High-net-worth investors favor boutique wealth management firms over Wall Street behemoths based on quality, exclusivity, social status and ability to deliver special client experiences, according to a new study.

Luxury Institute surveyed investors with at least $5 million in assets and a minimum annual income of $200,000 for its latest Wealth Management Luxury Brand Status Index, released last week.

Respondents reported $15 million average net worth and average income of $720,000.

Brown Brothers Harriman earned the highest LBSI score of 7.01 on a 1–10 scale, ranking first on each of the four subcategories.

Boston Private Bank and Trust trailed with a 6.37 score, followed by Neuberger Berman Private Asset Management, 6.3, and Bessemer Trust, 6.27.

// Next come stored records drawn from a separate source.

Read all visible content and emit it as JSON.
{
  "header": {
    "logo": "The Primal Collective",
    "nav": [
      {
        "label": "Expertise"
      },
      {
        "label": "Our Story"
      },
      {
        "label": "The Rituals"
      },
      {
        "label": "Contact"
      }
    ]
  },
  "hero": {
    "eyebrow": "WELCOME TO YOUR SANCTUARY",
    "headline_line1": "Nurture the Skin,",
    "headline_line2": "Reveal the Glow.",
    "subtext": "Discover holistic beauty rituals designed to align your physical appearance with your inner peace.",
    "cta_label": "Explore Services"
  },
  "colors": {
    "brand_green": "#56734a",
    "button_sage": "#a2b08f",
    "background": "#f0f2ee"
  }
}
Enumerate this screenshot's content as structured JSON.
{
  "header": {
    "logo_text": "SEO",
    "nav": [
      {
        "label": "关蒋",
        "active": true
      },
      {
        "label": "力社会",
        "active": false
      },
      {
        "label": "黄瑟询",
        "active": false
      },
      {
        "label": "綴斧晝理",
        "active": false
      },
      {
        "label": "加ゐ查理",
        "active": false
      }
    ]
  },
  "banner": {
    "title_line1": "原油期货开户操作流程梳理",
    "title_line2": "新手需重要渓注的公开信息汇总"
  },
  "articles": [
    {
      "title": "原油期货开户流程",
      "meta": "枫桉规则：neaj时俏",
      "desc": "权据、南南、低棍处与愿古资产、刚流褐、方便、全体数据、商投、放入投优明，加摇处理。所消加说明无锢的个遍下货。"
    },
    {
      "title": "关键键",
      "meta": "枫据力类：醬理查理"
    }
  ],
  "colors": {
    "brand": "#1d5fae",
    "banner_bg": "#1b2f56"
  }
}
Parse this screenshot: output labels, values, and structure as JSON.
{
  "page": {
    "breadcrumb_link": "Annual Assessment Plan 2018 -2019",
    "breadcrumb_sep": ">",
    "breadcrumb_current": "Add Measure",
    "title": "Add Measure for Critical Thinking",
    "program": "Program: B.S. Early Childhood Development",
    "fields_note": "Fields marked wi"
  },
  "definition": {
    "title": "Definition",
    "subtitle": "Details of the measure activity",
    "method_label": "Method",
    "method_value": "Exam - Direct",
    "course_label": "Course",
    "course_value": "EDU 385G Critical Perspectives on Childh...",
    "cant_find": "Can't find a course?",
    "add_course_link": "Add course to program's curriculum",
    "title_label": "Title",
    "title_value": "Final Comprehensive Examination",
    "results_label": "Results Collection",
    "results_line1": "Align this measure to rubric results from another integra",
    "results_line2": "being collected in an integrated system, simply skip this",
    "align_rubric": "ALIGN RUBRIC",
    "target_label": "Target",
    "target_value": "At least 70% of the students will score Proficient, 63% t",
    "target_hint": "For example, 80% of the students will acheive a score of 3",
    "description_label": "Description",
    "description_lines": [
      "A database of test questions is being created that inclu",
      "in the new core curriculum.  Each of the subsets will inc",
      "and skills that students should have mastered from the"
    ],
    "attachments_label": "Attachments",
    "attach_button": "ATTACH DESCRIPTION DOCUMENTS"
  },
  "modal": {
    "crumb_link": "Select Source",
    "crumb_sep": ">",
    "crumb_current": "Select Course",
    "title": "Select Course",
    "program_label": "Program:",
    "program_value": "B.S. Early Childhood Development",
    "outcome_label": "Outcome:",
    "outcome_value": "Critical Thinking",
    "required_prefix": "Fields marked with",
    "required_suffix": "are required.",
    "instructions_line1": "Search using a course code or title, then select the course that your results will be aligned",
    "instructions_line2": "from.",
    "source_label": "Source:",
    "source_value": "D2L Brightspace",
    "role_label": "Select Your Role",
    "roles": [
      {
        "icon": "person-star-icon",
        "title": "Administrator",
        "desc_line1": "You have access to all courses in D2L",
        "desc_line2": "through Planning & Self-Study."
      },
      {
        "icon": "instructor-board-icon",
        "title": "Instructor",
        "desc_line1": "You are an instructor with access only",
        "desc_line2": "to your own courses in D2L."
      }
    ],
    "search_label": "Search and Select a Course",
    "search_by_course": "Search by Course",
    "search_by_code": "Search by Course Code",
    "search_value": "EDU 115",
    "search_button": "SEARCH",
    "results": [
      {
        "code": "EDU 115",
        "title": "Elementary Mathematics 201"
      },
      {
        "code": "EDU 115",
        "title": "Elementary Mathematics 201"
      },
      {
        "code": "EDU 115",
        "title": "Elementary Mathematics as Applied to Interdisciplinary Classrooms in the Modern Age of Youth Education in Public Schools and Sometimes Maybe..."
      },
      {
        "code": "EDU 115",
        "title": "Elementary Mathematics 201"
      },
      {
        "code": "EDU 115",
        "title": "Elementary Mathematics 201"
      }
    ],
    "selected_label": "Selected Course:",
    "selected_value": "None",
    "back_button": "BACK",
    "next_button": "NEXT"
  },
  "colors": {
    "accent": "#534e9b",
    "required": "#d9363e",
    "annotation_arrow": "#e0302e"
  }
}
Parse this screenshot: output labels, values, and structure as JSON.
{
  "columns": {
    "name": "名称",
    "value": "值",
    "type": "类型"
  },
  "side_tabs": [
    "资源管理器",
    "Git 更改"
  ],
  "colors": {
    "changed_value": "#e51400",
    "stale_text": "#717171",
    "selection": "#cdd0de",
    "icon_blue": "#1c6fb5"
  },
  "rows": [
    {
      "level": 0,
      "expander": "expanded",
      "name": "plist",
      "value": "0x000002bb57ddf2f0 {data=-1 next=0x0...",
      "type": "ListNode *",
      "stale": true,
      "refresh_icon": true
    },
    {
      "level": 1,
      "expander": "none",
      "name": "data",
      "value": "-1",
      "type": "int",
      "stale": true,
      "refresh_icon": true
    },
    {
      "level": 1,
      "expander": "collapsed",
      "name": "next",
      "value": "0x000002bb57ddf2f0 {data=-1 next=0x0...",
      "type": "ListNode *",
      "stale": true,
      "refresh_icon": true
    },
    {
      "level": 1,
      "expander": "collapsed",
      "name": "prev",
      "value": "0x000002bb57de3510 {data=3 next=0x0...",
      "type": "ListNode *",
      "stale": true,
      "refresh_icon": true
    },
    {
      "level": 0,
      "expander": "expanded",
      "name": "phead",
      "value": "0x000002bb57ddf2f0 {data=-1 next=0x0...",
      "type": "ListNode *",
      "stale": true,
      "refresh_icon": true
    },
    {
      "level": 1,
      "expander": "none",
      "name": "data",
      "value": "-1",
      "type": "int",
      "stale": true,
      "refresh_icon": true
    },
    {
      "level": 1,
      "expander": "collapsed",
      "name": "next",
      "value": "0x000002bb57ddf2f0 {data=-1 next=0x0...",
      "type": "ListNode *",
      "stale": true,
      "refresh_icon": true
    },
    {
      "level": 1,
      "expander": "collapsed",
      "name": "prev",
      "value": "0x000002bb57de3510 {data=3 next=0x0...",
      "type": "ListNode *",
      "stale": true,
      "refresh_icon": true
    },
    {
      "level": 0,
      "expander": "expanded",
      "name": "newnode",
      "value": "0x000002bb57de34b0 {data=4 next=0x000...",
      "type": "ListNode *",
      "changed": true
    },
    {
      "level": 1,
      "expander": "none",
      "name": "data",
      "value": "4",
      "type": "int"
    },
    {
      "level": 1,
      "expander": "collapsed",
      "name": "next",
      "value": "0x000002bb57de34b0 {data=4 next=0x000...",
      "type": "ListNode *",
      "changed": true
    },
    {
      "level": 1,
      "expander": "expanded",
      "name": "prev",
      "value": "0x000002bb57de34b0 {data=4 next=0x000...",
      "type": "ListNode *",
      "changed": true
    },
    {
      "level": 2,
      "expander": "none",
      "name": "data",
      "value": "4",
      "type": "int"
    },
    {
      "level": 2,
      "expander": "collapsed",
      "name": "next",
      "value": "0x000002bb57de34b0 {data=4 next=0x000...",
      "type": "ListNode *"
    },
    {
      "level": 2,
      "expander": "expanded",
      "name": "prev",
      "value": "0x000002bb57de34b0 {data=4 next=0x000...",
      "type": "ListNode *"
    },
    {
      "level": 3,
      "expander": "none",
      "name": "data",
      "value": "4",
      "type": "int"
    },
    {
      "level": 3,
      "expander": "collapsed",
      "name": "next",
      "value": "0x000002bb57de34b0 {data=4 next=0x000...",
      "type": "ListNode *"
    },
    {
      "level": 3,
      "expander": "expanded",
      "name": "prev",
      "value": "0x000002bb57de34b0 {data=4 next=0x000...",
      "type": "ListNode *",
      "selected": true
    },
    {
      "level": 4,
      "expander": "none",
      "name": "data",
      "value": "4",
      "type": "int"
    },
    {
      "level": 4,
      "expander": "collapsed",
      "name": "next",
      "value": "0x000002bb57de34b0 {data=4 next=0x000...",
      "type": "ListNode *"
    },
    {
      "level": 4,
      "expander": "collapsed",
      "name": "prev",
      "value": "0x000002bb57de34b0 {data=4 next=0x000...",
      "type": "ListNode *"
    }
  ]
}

“Reputations for honesty and superior client service are what make the smaller firms standouts in this survey,” Luxury Institute’s chief executive Milton Pedraza said in a statement. “This is demonstrated by revered brands Rockefeller and Glenmede, which barely missed the mark in attaining a statistical sample, but would have been in the top range otherwise.”

The survey found wealthy investors also asserting a strong streak of independence with the largest share (8.7%) saying they would use Fidelity for future wealth management services.

Fidelity was also the most recommended brand, with 61% of respondents saying they would refer friends and family to Fidelity. Only 32% said they would recommend Goldman Sachs.